3. Chemical Barriers

If you are dealing with a full-scale infestation of stink bugs in your garden, you may need to employ some drastic measures. This can be done using chemicals as perimeter barriers against the bugs.

Perimeter sprays are made with either powder or liquid pesticides and often by trained professionals. However, these pesticides are readily available on the market and one can perform the treatment on their own, thus saving money.

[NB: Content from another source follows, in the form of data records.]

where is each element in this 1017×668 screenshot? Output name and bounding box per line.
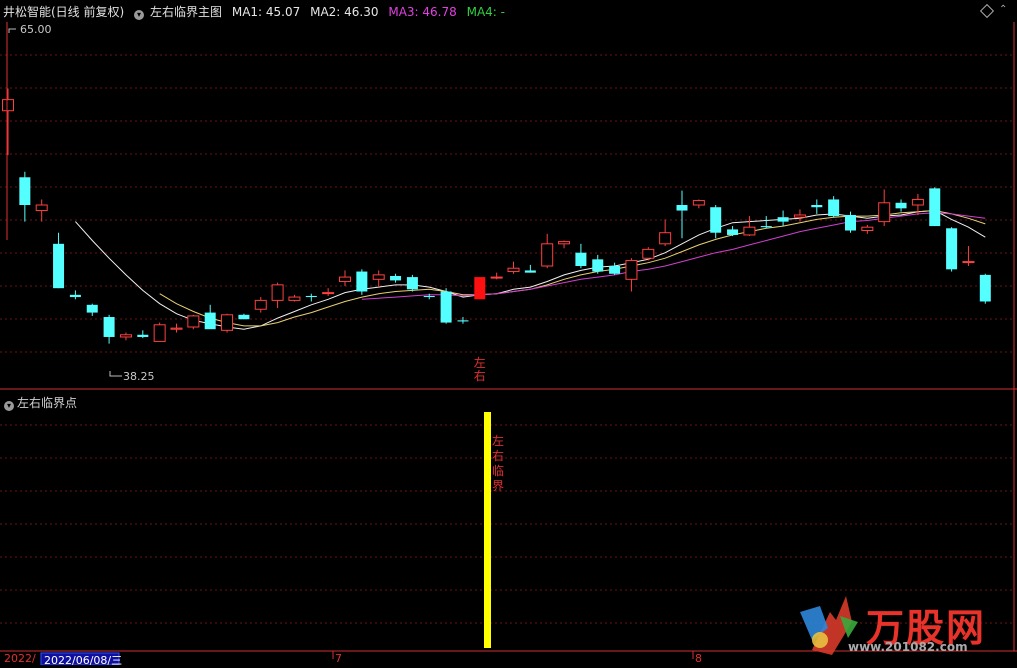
candle-13 bbox=[221, 314, 234, 331]
high-price-marker: 65.00 bbox=[8, 23, 52, 36]
candle-8 bbox=[137, 334, 149, 337]
candle-36 bbox=[609, 266, 621, 274]
candle-35 bbox=[592, 259, 604, 272]
chevron-up-icon[interactable]: ⌃ bbox=[999, 4, 1007, 15]
watermark-url: www.201082.com bbox=[848, 640, 968, 654]
candle-18 bbox=[305, 295, 317, 298]
candle-3 bbox=[53, 243, 65, 289]
candle-19 bbox=[322, 292, 335, 295]
candle-42 bbox=[710, 207, 722, 233]
sub-signal-label: 左右临界 bbox=[492, 433, 504, 493]
candle-41 bbox=[692, 200, 705, 206]
high-price-label: 65.00 bbox=[20, 23, 52, 36]
candle-series bbox=[2, 88, 991, 344]
stock-name[interactable]: 井松智能(日线 前复权) bbox=[3, 5, 124, 19]
candle-25 bbox=[423, 295, 435, 298]
candle-49 bbox=[828, 199, 840, 217]
candle-30 bbox=[507, 267, 520, 273]
candle-10 bbox=[170, 327, 183, 330]
sub-panel-title[interactable]: 左右临界点 bbox=[17, 396, 77, 410]
candle-55 bbox=[929, 188, 941, 227]
year-label: 2022/ bbox=[4, 652, 36, 665]
price-grid bbox=[0, 54, 1014, 624]
candle-4 bbox=[69, 294, 81, 298]
candle-5 bbox=[86, 304, 98, 313]
candle-54 bbox=[911, 198, 924, 206]
candle-33 bbox=[558, 241, 571, 245]
candle-20 bbox=[339, 276, 351, 283]
candle-46 bbox=[777, 217, 789, 222]
candle-48 bbox=[811, 205, 823, 208]
candle-45 bbox=[760, 226, 772, 228]
candle-50 bbox=[845, 214, 856, 231]
candle-21 bbox=[356, 271, 368, 292]
candle-14 bbox=[238, 314, 250, 320]
candle-51 bbox=[861, 226, 874, 232]
main-signal-label: 左右 bbox=[474, 355, 486, 383]
month-label-8: 8 bbox=[695, 652, 702, 665]
candle-7 bbox=[119, 334, 132, 338]
candle-53 bbox=[895, 202, 907, 209]
candle-38 bbox=[642, 248, 655, 259]
candle-57 bbox=[962, 261, 975, 264]
chart-header: 井松智能(日线 前复权) ▾ 左右临界主图 MA1: 45.07 MA2: 46.… bbox=[0, 3, 511, 21]
cursor-date-label: 2022/06/08/三 bbox=[44, 654, 123, 667]
candle-24 bbox=[406, 277, 418, 290]
candle-44 bbox=[743, 226, 756, 236]
candle-52 bbox=[878, 202, 891, 223]
candle-12 bbox=[204, 312, 216, 330]
candle-31 bbox=[524, 270, 536, 273]
candle-0 bbox=[2, 99, 14, 112]
candle-9 bbox=[153, 324, 166, 342]
sub-indicator-menu-icon[interactable]: ▾ bbox=[4, 401, 14, 411]
candle-47 bbox=[793, 214, 806, 218]
low-price-marker: 38.25 bbox=[109, 370, 155, 383]
sub-panel-header: ▾ 左右临界点 bbox=[4, 394, 77, 411]
candle-23 bbox=[390, 275, 402, 281]
candle-28 bbox=[474, 277, 486, 300]
candle-37 bbox=[625, 259, 638, 280]
candle-11 bbox=[187, 315, 200, 328]
candle-43 bbox=[727, 229, 739, 235]
candle-32 bbox=[541, 243, 554, 267]
sub-signal-bar bbox=[484, 412, 491, 648]
indicator-menu-icon[interactable]: ▾ bbox=[134, 10, 145, 20]
candle-40 bbox=[676, 205, 688, 211]
candle-26 bbox=[440, 291, 452, 323]
candle-22 bbox=[372, 274, 385, 280]
month-label-7: 7 bbox=[335, 652, 342, 665]
candle-16 bbox=[271, 284, 284, 301]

When using a typical insecticide sprayer, consider treating the perimeter of your home or garden every 30 days and throughout all seasons. Pay special attention to doors and windows, especially around any crevices or cracks in your foundation or roof. This is because stink bug entry points are small and hard to see.

The most effective and readily available pesticides for stink bug eradication are fenpropathrin and clothianidin. These two pesticides are effective in stinkbug management with minimal effects on humans and the environment.

Below are some tips and tricks for using fenpropathrin and clothianidin to get rid of stink bugs from your garden.

  • Spray both pesticides during peak bud and bloom seasons. They should be applied liberally, ensuring the ground is drenched with a spray to cover the entire crop area. Experts recommend 100–300 gallons of water per acre.
  • Spray immediately once stink bug activity is detected. Fenpropathrin is the ideal pesticide to manage both small and large-scale stink bug infestations. Clothianidin is more toxic and should not be sprayed directly on crops or allowed to drift to other edible crop varieties. Both are also very toxic to bees.
  • During the pre-harvest season between May and June, you can use both pesticides to deter stink bugs from your garden. Apply the pesticides on nearby trees when the first stink bug activity is noted.

Using chemical pesticides to control stink bug infestation is not recommended in most cases. The long-term effects of broad-spectrum pesticides can be severe and may cause more problems than they solve. Therefore, when using any type of pesticide, keep your pets and children away until the poison has dried out. Also, do not consume any garden foods before the poison has completely washed away.

garden flower divider

Conclusion

Granted, stink bugs are not the worst of garden pests. While they may not cause physical harm to you, they unleash a noxious odor and can destroy crops on an unprecedented scale. Luckily, getting rid of them can be as easy as mixing soap with water.

In case the stink bug infestation is not widespread, you can employ natural methods such as trapping and baiting to get rid of the pesky pests organically.

If the situation gets out of hand, a pest control professional can identify the hiding spots and get rid of the stink bugs before they wreak havoc on your garden.